Çok yüksek ısı, etin dış yüzeyinin yanmasına ve su kaybının fazla olmasına yol açarak besin öğesi kaybını artırır. Bazı hayvan kaynaklı hastalıkların çiğ veya az pişmiş etlerin yenmesiyle bulaştığı unutulmamalı ve etler kesinlikle çiğ veya az pişmiş olarak tüketilmemelidir. Hayvanların kesilmesi, yüzülmesi, karkasın parçalanması, etin nakli, muhafazası, pişirilmesi ve tüketime sunulması aşamalarında kişisel hijyen kuralları ihmal edilmemelidir” dedi.
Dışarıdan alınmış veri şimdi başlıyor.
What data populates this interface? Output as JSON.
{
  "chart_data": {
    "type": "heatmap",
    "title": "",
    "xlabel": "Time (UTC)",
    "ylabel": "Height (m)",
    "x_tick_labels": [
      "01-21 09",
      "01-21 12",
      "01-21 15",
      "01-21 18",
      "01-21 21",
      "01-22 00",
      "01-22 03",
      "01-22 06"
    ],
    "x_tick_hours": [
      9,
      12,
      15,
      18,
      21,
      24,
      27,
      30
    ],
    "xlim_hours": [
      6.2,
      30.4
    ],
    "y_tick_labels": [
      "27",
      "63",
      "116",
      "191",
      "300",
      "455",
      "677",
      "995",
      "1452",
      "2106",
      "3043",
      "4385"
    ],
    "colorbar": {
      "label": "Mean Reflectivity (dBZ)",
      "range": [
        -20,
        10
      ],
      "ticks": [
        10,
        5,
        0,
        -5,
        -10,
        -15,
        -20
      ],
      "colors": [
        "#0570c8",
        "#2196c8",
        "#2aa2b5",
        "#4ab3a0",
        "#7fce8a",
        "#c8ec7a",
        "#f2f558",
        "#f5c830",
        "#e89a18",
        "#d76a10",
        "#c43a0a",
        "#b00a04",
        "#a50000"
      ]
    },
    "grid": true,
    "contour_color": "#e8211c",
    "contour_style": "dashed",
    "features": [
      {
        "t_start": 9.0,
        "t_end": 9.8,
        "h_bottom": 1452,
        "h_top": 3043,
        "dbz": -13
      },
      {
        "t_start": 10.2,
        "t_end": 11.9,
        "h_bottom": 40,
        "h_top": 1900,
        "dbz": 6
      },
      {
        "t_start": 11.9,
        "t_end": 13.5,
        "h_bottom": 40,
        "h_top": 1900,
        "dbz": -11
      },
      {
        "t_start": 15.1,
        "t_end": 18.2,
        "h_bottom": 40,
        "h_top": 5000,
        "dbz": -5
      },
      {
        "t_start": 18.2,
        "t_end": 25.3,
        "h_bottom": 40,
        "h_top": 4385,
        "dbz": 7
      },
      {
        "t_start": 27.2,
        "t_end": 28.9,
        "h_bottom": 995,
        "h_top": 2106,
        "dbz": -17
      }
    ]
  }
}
ET KÜÇÜK PARÇALAR HALİNDE KESİLMELİ
Kesilen etlerin korunması ve saklanmasının insan sağlığı açısından çok önemli olduğunu vurgulayan Dyt. Ramadanoğlu, şunları söyledi:
“Kurban etleri büyük parçalar şeklinde değil, birer yemeklik olacak şekilde küçük parçalara ayrılarak buzdolabı poşetine veya yağlı kâğıda sarılmalı ve buzdolabının buzluk kısmında veya derin dondurucuda saklanmalıdır. Bu şekilde hazırlanan etler, buzlukta -2 derecede birkaç hafta, -18 derece derin dondurucuda ise 3-4 ay süreyle saklanabilir. Etler kolaylıkla bozulabilen potansiyel riskli besinlerdir. Etlerin dondurulduktan sonra tekrar çözünmesi bazı mikroorganizmalar için üreme ortamı oluşturur ve bu da sağlığımızı tehdit eder.
Çözünen et hemen pişirilmeli ve tekrar dondurulmamalıdır. Etlerin oda ısısında açıkta bırakılacak şekilde değil, yine buzdolabının alt bölmesinde çözünmesi sağlanmalıdır. Derin dondurucuda saklanan etin buzdolabının sebzelik kısmının üstüne konularak çözünmesi beklenebilir. Etin çabuk çözünmesi amacıyla oda sıcaklığında bekletme gibi yöntemler insan sağlığı açısından tehlikeli sonuçları da beraberinde getirmektedir. Et hazırlamada kullanılan kesme tahtalarında çiğ sebze ve meyveleri doğrama işlemi yapılmamalıdır.”